Environment variables

Name Description Default Value
CACHE_ENDPOINT The URL of the cache endpoint ""
CACHE_ENDPOINT_USERNAME The username for the cache endpoint ""
CACHE_ENDPOINT_PASSWORD The password for the cache endpoint ""
CACHE_DEFAULT_ENTRY_NAME The default entry name for the cache "default"
CACHE_TAG_HEADER The header name for the cache tag "xkey"
SUPPORT_URL_ENCODED Whether to clear the cache for the URL-encoded version of the dataset URI "true"
SPARQL_ENDPOINT_URL The URL of the SPARQL endpoint ""
SPARQL_USERNAME The username for the SPARQL endpoint ""
SPARQL_PASSWORD The password for the SPARQL endpoint ""
S3_ENABLED Whether to use S3 for caching "false"
S3_LAST_TIMESTAMP_KEY The key for the last timestamp file in S3 "last_timestamp.txt"
S3_SIMPLE_DATE_WORKAROUND_KEY The key for the simple date workaround file in S3 "simple_date_workaround.txt"
S3_BUCKET The S3 bucket name "default"
S3_ACCESS_KEY_ID The S3 access key ID ""
S3_SECRET_ACCESS_KEY The S3 secret access key ""
S3_REGION The S3 region "default"
S3_ENDPOINT The S3 endpoint ""
S3_SSL_ENABLED Whether to use SSL for S3 "false"
S3_FORCE_PATH_STYLE Whether to force path style for S3 "false"
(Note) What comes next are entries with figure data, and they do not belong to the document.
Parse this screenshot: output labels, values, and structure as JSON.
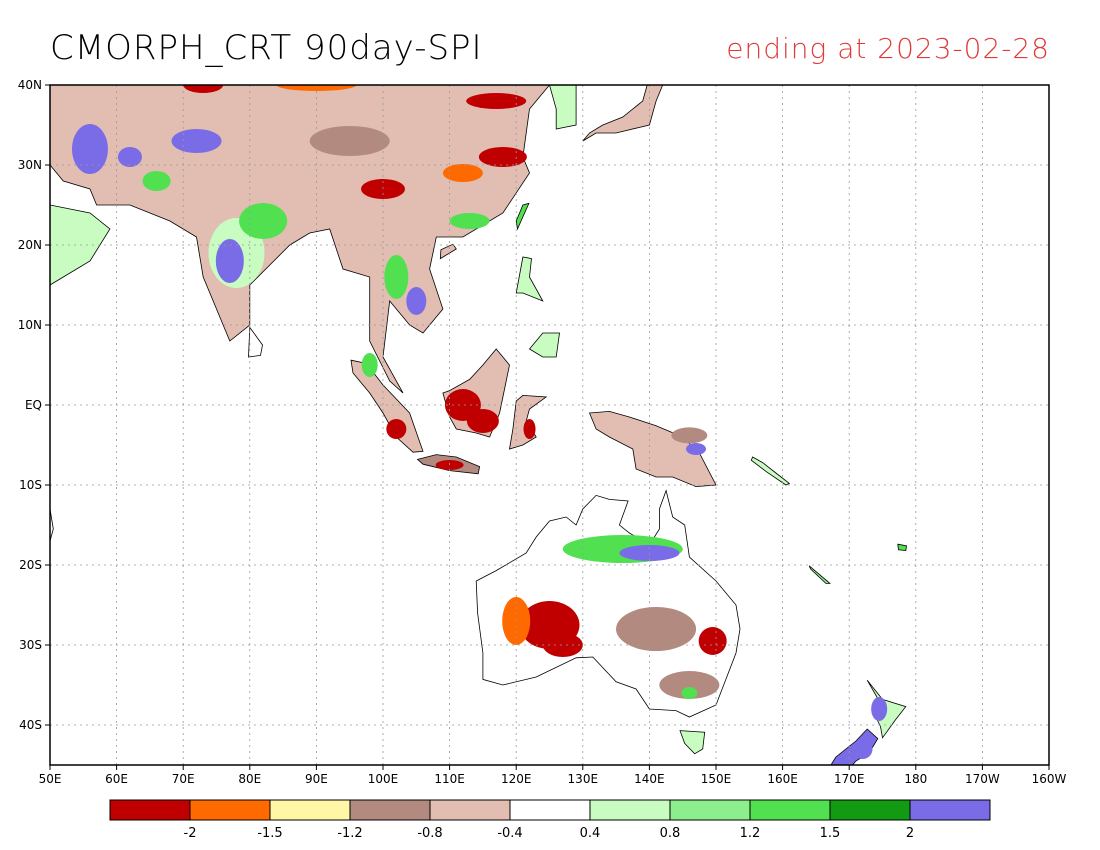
{
  "title": "CMORPH_CRT 90day-SPI",
  "subtitle": "ending at 2023-02-28",
  "colors": {
    "title": "#000000",
    "subtitle": "#e03a3a",
    "frame": "#000000",
    "grid": "#999999",
    "land": "#ffffff"
  },
  "map": {
    "lon_range": [
      50,
      200
    ],
    "lat_range": [
      -45,
      40
    ],
    "lon_ticks": [
      {
        "value": 50,
        "label": "50E"
      },
      {
        "value": 60,
        "label": "60E"
      },
      {
        "value": 70,
        "label": "70E"
      },
      {
        "value": 80,
        "label": "80E"
      },
      {
        "value": 90,
        "label": "90E"
      },
      {
        "value": 100,
        "label": "100E"
      },
      {
        "value": 110,
        "label": "110E"
      },
      {
        "value": 120,
        "label": "120E"
      },
      {
        "value": 130,
        "label": "130E"
      },
      {
        "value": 140,
        "label": "140E"
      },
      {
        "value": 150,
        "label": "150E"
      },
      {
        "value": 160,
        "label": "160E"
      },
      {
        "value": 170,
        "label": "170E"
      },
      {
        "value": 180,
        "label": "180"
      },
      {
        "value": 190,
        "label": "170W"
      },
      {
        "value": 200,
        "label": "160W"
      }
    ],
    "lat_ticks": [
      {
        "value": 40,
        "label": "40N"
      },
      {
        "value": 30,
        "label": "30N"
      },
      {
        "value": 20,
        "label": "20N"
      },
      {
        "value": 10,
        "label": "10N"
      },
      {
        "value": 0,
        "label": "EQ"
      },
      {
        "value": -10,
        "label": "10S"
      },
      {
        "value": -20,
        "label": "20S"
      },
      {
        "value": -30,
        "label": "30S"
      },
      {
        "value": -40,
        "label": "40S"
      }
    ]
  },
  "legend": {
    "colors": [
      "#c00000",
      "#ff6a00",
      "#fff6a6",
      "#b38a80",
      "#e2bdb2",
      "#ffffff",
      "#c8fcc0",
      "#8cee8c",
      "#50e050",
      "#139a13",
      "#7a6ce6"
    ],
    "labels": [
      "-2",
      "-1.5",
      "-1.2",
      "-0.8",
      "-0.4",
      "0.4",
      "0.8",
      "1.2",
      "1.5",
      "2"
    ]
  },
  "regions": [
    {
      "name": "india",
      "spi_class": 6,
      "pattern": "mixed-wet"
    },
    {
      "name": "china",
      "spi_class": 3,
      "pattern": "mixed-dry"
    },
    {
      "name": "australia-west",
      "spi_class": 0,
      "pattern": "dry-core"
    },
    {
      "name": "australia-north",
      "spi_class": 8,
      "pattern": "wet-band"
    }
  ]
}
If S3_ENABLED is set to true, the first time you run the script you might see an error message saying that the last timestamp file does not exist. This is expected, and the script will create the file automatically at the end of the first run, and will update that file every time it runs. You will not see this error message again after the first run.

You might also get a similar error about a simple date workaround file. This is also expected, and the script will create the file automatically at the end of the first run, and will update that file every time it runs.

Using S3 allows us to trick a bit for the cases where dateModified returned by the SPARQL query is a date and not a dateTime. The trick makes sure that the cache is invalidated for this entry only the first time, and the day after the dateModified date. Without this trick, the cache would be invalidated every time the script runs until the day after its value.

License

This project is licensed under the MIT License - see the LICENSE file for details.